Monday, November 7, 2022

Cider Review: Milk & Honey Ciders' Fauna

I write with my eyes full of sunset tonight. It’s coming earlier, but I’m glad to pay that price in order to have a few more weeks of mornings with even just the barest hint of light. I need it to get up and feel like there is a universe outside of my bed. Other folks feel the evening’s loss more keenly, I know it. I’ll take the gratitude though. In any case, I like plenty of quiet dark evenings at home with good food and good cider. This review is from just such a night; I’m trying Fauna by Milk and Honey Ciders.

This week’s cider is my first from Milk & Honey Ciders. This is a cidery out of St. Joseph, Minnesota. I’m so excited to try the Fauna. This cider was shared with me in a trade, so many thanks to everyone in my cider trading communities! You know who you are.

I recommend visiting the cidery online:

Here’s how Milk and Honey describe the Fauna:

Inside you will find an elite group of apples capable of a truly great cider. Tannic apples for depth and body. Sharps for bright fruity-vinous character. Interesting Heirlooms for aromatics. Every year the apples may change depending upon the whims of the orchard, but they will always impress. Let the apples shine.

Alcohol 6.90%

Appearance: hazy, warm straw, bubbly

The Fauna seems like a tremendously active cider. I can see tiny bubbles racing for the surface through the mild haze and warm straw color. It pours with a little bubble, but the mousse dissipates quickly.

Aromas: Malic acid, minerality, rock candy, fresh apple

This cider is brimming over with interesting scents! The first smell I notice is rock candy & malic acid in the attack, followed by something funky and more deeply minerally. Overall, it’s an austere set of smells that concludes with a sense of cold, sharpened apple.

Sweetness/dryness: Dry

This is a nice dry cider. It’s neither harsh nor deceptively fruit forward.  

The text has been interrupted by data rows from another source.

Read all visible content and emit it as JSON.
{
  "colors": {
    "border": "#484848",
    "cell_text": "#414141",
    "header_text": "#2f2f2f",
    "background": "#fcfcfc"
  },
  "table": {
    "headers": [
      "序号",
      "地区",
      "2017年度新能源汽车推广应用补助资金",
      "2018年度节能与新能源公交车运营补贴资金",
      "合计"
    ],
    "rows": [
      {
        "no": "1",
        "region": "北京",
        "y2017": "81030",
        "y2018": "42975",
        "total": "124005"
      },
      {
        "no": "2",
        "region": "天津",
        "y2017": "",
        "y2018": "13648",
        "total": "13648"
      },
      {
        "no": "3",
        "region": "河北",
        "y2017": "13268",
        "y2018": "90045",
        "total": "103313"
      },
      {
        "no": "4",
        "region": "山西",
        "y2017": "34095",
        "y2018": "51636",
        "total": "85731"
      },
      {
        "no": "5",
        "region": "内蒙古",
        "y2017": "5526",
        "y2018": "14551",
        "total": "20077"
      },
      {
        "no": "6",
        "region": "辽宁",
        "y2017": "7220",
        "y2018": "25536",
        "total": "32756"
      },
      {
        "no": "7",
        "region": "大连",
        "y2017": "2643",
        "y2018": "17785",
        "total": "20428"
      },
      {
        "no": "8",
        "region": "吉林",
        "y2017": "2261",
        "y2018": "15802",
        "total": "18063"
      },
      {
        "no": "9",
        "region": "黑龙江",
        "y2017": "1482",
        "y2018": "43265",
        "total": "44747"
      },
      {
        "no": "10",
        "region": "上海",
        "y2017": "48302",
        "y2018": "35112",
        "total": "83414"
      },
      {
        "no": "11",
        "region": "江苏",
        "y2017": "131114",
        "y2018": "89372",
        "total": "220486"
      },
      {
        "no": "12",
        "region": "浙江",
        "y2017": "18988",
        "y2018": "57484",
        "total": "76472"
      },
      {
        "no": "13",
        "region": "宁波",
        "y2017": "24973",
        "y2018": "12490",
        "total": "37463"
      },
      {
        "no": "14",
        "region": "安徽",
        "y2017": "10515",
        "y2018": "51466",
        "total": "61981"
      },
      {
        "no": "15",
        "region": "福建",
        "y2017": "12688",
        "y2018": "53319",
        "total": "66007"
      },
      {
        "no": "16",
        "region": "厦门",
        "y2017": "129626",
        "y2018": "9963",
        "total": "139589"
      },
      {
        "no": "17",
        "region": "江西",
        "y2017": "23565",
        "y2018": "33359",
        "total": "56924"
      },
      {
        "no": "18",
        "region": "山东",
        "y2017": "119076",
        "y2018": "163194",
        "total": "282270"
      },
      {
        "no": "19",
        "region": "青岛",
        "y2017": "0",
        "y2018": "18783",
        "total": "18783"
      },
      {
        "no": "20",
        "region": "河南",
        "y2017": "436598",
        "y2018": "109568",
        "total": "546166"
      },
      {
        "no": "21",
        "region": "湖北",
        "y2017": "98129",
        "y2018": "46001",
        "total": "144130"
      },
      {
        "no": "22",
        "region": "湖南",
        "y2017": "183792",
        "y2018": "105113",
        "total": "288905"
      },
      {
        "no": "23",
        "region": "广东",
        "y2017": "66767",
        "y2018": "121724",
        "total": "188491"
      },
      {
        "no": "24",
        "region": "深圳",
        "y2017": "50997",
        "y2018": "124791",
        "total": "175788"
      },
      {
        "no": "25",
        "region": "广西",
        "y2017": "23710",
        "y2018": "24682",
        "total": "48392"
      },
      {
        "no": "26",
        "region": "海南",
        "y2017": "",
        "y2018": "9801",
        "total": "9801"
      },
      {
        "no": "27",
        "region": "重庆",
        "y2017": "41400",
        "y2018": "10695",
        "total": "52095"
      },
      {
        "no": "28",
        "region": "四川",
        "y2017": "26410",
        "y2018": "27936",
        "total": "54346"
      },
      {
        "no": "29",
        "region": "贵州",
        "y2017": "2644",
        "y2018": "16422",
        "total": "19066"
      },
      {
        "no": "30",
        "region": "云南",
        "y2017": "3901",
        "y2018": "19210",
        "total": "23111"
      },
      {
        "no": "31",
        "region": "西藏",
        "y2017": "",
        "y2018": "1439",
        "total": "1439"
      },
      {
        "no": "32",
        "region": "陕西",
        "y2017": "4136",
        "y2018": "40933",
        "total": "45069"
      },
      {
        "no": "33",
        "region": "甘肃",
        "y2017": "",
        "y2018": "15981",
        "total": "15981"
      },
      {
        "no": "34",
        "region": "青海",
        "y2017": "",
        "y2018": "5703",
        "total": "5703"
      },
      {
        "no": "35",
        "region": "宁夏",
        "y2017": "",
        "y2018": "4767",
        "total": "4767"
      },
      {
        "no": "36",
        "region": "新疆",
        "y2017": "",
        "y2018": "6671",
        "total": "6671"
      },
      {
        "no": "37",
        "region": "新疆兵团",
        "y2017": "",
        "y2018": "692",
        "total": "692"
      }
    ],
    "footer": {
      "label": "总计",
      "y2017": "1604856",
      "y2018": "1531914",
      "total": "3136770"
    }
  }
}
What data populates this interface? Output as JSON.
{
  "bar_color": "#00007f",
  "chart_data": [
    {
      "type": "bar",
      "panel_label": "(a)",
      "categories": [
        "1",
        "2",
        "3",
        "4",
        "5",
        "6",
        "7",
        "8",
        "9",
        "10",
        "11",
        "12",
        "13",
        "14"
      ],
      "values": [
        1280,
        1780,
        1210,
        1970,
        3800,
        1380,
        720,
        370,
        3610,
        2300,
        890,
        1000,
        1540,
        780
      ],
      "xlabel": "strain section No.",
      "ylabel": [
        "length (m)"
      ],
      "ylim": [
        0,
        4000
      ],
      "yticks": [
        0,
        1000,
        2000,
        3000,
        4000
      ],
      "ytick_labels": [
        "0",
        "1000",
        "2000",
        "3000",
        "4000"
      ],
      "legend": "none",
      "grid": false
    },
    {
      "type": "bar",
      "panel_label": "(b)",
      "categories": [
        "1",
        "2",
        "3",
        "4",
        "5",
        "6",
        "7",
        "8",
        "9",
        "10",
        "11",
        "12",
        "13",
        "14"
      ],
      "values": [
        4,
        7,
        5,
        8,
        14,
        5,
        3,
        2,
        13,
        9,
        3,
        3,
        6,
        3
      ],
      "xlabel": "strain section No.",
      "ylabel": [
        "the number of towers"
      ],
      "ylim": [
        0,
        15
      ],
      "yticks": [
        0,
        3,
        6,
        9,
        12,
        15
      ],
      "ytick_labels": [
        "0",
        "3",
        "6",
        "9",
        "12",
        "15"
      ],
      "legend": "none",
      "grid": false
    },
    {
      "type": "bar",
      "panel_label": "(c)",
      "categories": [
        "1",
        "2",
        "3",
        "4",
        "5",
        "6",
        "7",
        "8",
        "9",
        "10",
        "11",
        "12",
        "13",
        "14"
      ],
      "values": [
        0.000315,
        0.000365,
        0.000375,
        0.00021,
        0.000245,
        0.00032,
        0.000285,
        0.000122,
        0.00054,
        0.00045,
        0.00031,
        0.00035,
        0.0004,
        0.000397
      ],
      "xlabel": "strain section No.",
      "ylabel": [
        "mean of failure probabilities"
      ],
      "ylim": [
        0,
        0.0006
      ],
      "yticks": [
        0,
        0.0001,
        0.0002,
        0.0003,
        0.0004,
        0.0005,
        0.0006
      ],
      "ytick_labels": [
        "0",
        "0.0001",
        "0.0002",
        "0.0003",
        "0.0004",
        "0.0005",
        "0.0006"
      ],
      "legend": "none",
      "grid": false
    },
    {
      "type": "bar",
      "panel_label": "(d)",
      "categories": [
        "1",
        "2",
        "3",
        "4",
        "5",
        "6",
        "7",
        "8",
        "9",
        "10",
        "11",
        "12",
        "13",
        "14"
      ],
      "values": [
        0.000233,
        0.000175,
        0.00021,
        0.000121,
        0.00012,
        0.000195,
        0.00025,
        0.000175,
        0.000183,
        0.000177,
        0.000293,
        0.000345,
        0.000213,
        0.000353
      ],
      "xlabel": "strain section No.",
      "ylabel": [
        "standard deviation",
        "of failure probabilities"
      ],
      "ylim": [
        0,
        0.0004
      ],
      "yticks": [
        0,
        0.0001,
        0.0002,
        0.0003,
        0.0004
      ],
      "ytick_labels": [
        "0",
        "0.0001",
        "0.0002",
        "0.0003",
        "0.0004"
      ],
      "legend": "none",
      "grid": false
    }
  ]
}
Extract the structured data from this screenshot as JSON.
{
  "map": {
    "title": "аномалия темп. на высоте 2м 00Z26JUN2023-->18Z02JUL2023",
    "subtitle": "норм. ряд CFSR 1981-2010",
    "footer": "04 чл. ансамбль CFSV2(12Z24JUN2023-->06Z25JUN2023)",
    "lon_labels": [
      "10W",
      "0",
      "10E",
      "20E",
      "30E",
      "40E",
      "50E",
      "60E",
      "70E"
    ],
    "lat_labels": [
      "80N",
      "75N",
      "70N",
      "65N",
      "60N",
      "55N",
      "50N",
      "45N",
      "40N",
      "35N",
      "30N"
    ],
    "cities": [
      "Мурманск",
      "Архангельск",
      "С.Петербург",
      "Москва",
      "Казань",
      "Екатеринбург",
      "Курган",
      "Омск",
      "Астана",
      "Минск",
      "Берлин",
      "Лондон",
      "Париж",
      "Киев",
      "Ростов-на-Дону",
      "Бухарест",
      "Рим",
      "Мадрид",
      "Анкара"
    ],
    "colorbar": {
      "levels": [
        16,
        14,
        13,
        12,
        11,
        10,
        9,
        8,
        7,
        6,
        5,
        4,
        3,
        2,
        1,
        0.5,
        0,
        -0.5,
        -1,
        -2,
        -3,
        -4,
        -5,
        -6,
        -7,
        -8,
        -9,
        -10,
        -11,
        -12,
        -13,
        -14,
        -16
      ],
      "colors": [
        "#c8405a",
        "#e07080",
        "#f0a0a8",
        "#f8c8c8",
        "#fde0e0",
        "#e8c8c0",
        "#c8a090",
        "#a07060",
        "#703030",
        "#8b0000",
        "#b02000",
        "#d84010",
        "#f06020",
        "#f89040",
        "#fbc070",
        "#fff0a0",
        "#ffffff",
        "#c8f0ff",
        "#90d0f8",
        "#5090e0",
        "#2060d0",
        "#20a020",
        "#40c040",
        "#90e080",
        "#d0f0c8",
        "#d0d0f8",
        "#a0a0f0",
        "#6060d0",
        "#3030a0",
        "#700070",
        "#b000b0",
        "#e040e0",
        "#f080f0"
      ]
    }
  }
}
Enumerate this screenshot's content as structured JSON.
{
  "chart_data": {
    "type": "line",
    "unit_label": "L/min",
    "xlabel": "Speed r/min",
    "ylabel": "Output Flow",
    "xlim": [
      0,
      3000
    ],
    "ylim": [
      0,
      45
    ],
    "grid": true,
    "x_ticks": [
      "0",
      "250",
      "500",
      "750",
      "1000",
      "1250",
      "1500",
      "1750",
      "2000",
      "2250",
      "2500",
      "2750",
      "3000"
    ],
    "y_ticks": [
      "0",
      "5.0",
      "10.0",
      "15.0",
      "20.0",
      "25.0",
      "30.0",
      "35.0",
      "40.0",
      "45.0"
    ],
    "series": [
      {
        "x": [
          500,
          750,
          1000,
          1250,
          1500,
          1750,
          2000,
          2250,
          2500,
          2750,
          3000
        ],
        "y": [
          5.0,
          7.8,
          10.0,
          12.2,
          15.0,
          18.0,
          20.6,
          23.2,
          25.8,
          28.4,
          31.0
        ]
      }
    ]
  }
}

Flavors and drinking experience: high acid, pineapple, mild tannins, bitterness on the finish

The Fauna taste well-balanced and admirably restrained. Yes, the cider has high acid, but it’s balanced by also being very mildly tannic with a low, bitter finish. I appreciate the fruity acids that remind me of pineapple. The flavors are light and immediate for the most part. I do insist that the cider be poured from its serving container. Drinking from the bottle robs the experience of its best parts, so use a glass. I also love the Fauna’s small but pervasive bubbles. They enliven the experience in a big way.

I enjoyed my cider while I was perusing a game book before playing some table-top role play awesomeness with faraway friends. I'm sure no one is surprised by that level of nerdiness, but I have to own up. I think it would also go well with a hearty minestrone soup and good bread.